In every other case before this, the labor deal was extended before the disincentive of an uncapped year was reached. Not this time. The deadline passed last March 5, and there is no salary cap for this season.

What do the players want?

They feel the status quo is fine, and they certainly don't want to take a pay cut, especially considering how the game's popularity has skyrocketed over the last 20 years. The average NFL career lasts a little more than three years, and those players could very well wind up with injuries they'll feel for the rest of their lives. They want to make their money while they can.

Owners might be able to create more revenue by growing the league, but what percentage of the players will still be around to realize those gains?

Not only that, but players see franchises that were bought for, say, $200 million now valued at $1 billion or more. If and when those franchises are sold, that money will go straight into the pockets of the owners, not the players.

Are there other issues?

Yes, although most relate directly to how the money is distributed. Some of the "biggies" are the future of the salary cap, a rookie pay scale, benefits for retired players, blood testing for human growth hormone, and the possibility of expanding the regular season to 17 or 18 games.

Are owners demanding that players take a pay cut?

Not in the way you might think.

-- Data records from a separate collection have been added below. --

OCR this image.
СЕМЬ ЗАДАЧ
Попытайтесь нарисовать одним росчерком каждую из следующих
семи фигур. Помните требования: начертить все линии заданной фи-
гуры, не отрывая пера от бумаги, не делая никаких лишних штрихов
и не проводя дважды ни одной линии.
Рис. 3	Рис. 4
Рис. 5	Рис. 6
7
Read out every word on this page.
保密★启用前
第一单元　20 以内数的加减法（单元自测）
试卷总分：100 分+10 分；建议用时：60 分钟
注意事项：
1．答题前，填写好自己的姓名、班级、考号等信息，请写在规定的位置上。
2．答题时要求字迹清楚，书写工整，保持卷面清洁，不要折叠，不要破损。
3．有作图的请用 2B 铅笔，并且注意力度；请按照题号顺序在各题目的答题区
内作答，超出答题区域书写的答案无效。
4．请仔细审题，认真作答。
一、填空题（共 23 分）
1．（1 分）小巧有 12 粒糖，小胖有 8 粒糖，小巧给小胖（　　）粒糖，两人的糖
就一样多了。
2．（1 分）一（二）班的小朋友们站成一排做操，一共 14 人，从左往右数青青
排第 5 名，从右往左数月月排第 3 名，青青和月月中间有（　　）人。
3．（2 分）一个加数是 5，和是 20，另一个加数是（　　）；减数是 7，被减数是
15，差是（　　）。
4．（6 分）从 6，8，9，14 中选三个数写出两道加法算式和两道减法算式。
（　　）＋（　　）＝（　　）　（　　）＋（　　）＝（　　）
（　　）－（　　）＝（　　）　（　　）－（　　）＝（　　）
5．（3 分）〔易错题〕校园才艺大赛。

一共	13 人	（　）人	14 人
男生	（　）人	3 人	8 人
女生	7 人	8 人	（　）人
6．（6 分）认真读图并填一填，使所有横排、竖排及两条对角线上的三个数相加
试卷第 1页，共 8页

Imagine a bucket called Total Football Revenue, into which a percentage of virtually all NFL revenue goes. Out of that $8 billion in annual revenue, $1 billion is removed for the teams' operating expenses. Under the salary cap — which is not currently in effect — the players got 60% of that remaining $7 billion, and the teams got the other 40%. Now, the owners are asking for an additional $1.3 billion (called an expense credit) to come off the top before the players get their cut. The owners are arguing that the money will be used to grow the game, and because the revenues will be higher, the players won't end up taking a pay cut.

The league says expenses for franchises have risen faster than revenue under the current agreement and that the economics must be adjusted. One owner told The Times that the league considered starting an NFL retail chain, but scrapped the idea because it couldn't take the economic risk.

"NFL player compensation has almost doubled in the last decade because of investments made by the clubs," the league said in response to a union memo criticizing the owners' current proposal. "If we continue to invest and grow, current players will have higher compensation, former players will have higher benefits, and fans will enjoy a better game."

Basically, the players are saying, tell us how much you're making and prove to us you need that extra money for expenses.

Do the players know what the owners are making?